Rien que dans la province anglophone de l’Ontario, qui regroupe un cinquième des étudiants saoudiens, le départ des étudiants pourrait coûter aux universités « des dizaines de millions de dollars », selon le Conseil des universités de l’Ontario.

– « Un impact de santé publique » –

A l’instar de Naseem, les étudiants en médecine saoudiens, engagés dans des cursus longs et coûteux, pourraient être particulièrement touchés par cette mesure. Environ 800 d’entre eux sont actuellement formés au Canada.

« De nombreux étudiants en médecine et internes sont au milieu de leur séjour et toute perturbation retarderait leur formation », dit à l’AFP Geneviève Moineau, de l’Association des facultés de médecine du Canada.

Selon le Collège royal des médecins et chirurgiens du Canada, jusqu’à 25.000 patients pourraient également être affectés si les internes saoudiens devaient partir dans un mois.

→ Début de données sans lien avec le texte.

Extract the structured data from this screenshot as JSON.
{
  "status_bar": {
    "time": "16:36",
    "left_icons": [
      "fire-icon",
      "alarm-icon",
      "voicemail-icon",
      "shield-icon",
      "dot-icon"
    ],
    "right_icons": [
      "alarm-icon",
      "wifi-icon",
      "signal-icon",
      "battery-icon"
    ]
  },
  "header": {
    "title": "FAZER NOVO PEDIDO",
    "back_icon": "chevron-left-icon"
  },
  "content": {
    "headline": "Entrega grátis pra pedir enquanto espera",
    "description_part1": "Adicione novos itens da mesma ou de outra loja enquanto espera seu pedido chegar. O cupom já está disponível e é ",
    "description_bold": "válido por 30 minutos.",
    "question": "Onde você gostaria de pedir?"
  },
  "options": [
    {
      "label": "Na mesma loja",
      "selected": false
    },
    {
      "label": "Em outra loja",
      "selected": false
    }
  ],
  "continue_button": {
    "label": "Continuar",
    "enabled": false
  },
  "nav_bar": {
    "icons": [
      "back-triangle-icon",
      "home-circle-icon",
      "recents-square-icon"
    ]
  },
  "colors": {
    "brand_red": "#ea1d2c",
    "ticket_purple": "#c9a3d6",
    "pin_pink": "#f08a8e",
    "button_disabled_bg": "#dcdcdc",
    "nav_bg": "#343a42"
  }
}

« Ca pourrait avoir un impact de santé publique au Canada », prévient Mme Johnston. « Les internes soignent des Canadiens dans le cadre de leur formation. Les Saoudiens représentent un tiers des équipes de soignants dans les hôpitaux universitaires ».

Au-delà du manque à gagner financier potentiel pour les universités, la décision de Ryad pourrait avoir des conséquences annexes, selon un porte-parole du Conseil des universités de l’Ontario.

« Attirer des étudiants étrangers fait partie intégrante du projet de développement économique plus large de l’Ontario, puisque la capacité de l’Ontario à attirer des talents du monde entier permet ensuite d’attirer des investisseurs et hommes d’affaires du monde entier », souligne-t-il.